Although she doesn’t get a lot of recognition, Junipa of Walther Productions does a lot of the work behind the scenes and is instrumental to the overall operation. Conceptualizing and planning the festival’s various activities is one of the areas she feels most strongly about. "What we’re trying to offer, is to have the audience more interactive with the event," says Junipa. "Ways that can enrich them, so when they leave, they’re not just leaving with a T-shirt and some souvenirs, but with a tangible sense of being a part of the show, that’s why the workshops are there. That’s why the kid’s activities are going to be better, more organized and structured."

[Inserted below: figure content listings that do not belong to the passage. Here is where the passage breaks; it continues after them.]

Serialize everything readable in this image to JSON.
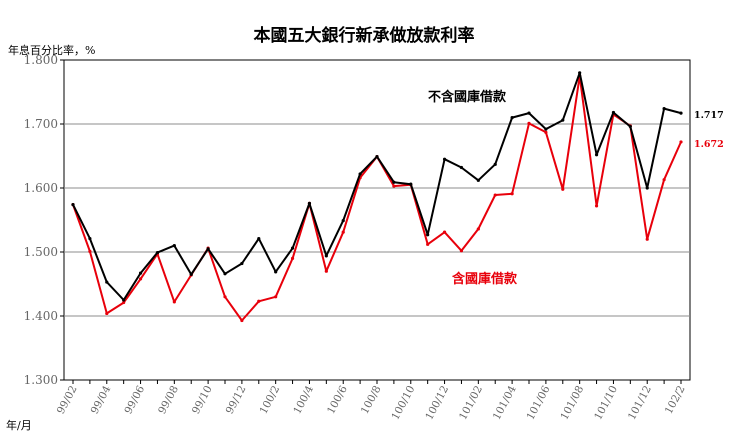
{
  "chart_data": {
    "type": "line",
    "title": "本國五大銀行新承做放款利率",
    "ylabel": "年息百分比率，%",
    "xlabel": "年/月",
    "ylim": [
      1.3,
      1.8
    ],
    "yticks": [
      "1.300",
      "1.400",
      "1.500",
      "1.600",
      "1.700",
      "1.800"
    ],
    "ytick_values": [
      1.3,
      1.4,
      1.5,
      1.6,
      1.7,
      1.8
    ],
    "grid": true,
    "categories": [
      "99/02",
      "99/03",
      "99/04",
      "99/05",
      "99/06",
      "99/07",
      "99/08",
      "99/09",
      "99/10",
      "99/11",
      "99/12",
      "100/01",
      "100/02",
      "100/03",
      "100/04",
      "100/05",
      "100/06",
      "100/07",
      "100/08",
      "100/09",
      "100/10",
      "100/11",
      "100/12",
      "101/01",
      "101/02",
      "101/03",
      "101/04",
      "101/05",
      "101/06",
      "101/07",
      "101/08",
      "101/09",
      "101/10",
      "101/11",
      "101/12",
      "102/01",
      "102/02"
    ],
    "xtick_labels": [
      "99/02",
      "99/04",
      "99/06",
      "99/08",
      "99/10",
      "99/12",
      "100/2",
      "100/4",
      "100/6",
      "100/8",
      "100/10",
      "100/12",
      "101/02",
      "101/04",
      "101/06",
      "101/08",
      "101/10",
      "101/12",
      "102/2"
    ],
    "xtick_indices": [
      0,
      2,
      4,
      6,
      8,
      10,
      12,
      14,
      16,
      18,
      20,
      22,
      24,
      26,
      28,
      30,
      32,
      34,
      36
    ],
    "series": [
      {
        "name": "不含國庫借款",
        "color": "#000000",
        "values": [
          1.574,
          1.521,
          1.453,
          1.425,
          1.467,
          1.499,
          1.51,
          1.465,
          1.505,
          1.466,
          1.482,
          1.521,
          1.469,
          1.506,
          1.576,
          1.494,
          1.549,
          1.622,
          1.649,
          1.609,
          1.606,
          1.527,
          1.645,
          1.632,
          1.612,
          1.637,
          1.71,
          1.717,
          1.692,
          1.706,
          1.78,
          1.652,
          1.718,
          1.696,
          1.6,
          1.724,
          1.717
        ]
      },
      {
        "name": "含國庫借款",
        "color": "#e8000b",
        "values": [
          1.574,
          1.501,
          1.404,
          1.421,
          1.458,
          1.497,
          1.422,
          1.464,
          1.506,
          1.43,
          1.393,
          1.423,
          1.43,
          1.49,
          1.576,
          1.47,
          1.531,
          1.616,
          1.649,
          1.603,
          1.605,
          1.512,
          1.531,
          1.502,
          1.536,
          1.589,
          1.591,
          1.701,
          1.687,
          1.598,
          1.775,
          1.572,
          1.715,
          1.697,
          1.52,
          1.613,
          1.672
        ]
      }
    ],
    "end_labels": [
      "1.717",
      "1.672"
    ]
  }
}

And yes, there’s going to be plenty of music too. One of the great things about these festivals is being able to check out so many new bands and different styles of music. All Good 2000 is no exception. "The thing I really like about it, is that five of the six bands that we have on Friday are all of the ‘new grass’ nature and they all have their own flavor," says Walther. "We’re going to put Lake Trout in there too, they’re gonna really break things up in a very interesting way! Saturday will be more rock and jazz. We're offering a wide range of music and what we anticipate to be some rather interesting transitions, such as Wise Monkey into Dr. Didg into Blueground and Soulive into the All Mighty Senators. We’re really excited about pairing the Disco Biscuits and moe. together to close out the music. We think the bands go along great and their fan bases are similar, yet different, but there’s some crossover there."

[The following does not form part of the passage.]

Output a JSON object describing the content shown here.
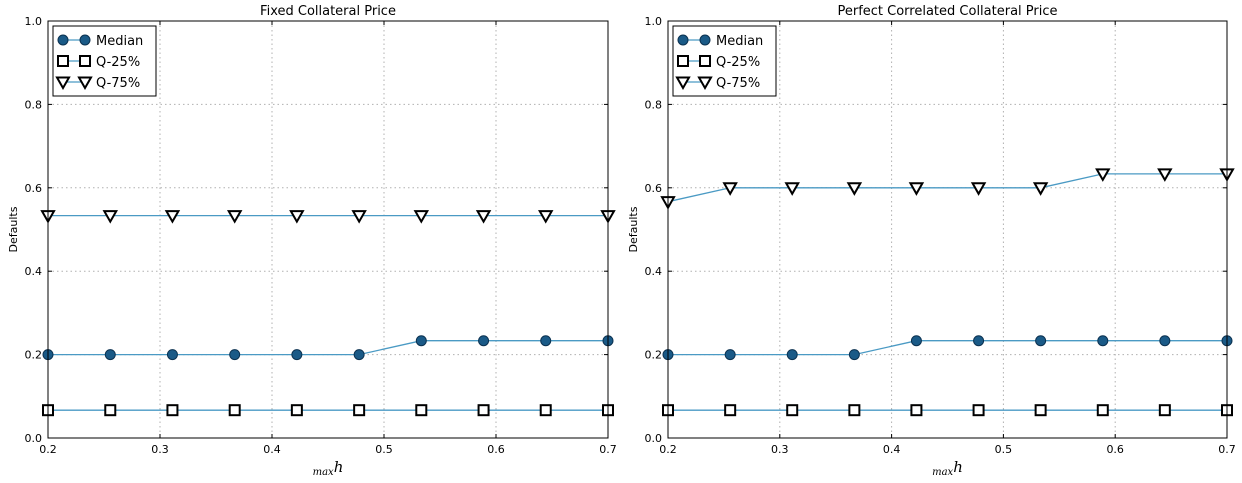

Sounds like a good mix. Not only musically, but overall. "We’re trying to make a place for people to come, to gather, and really feel like they’re sharing the same mind with other people, which is the love of music, the love of congregating, and having a good weekend," says Junipa. "We can sit around the fire and talk, or do drum circles, or take a walk, or congregate with other people, make new friends in different states and stuff. I think that’s really the spirit of the festival, it’s not entirely just seeing the bands play, it’s an interaction with others."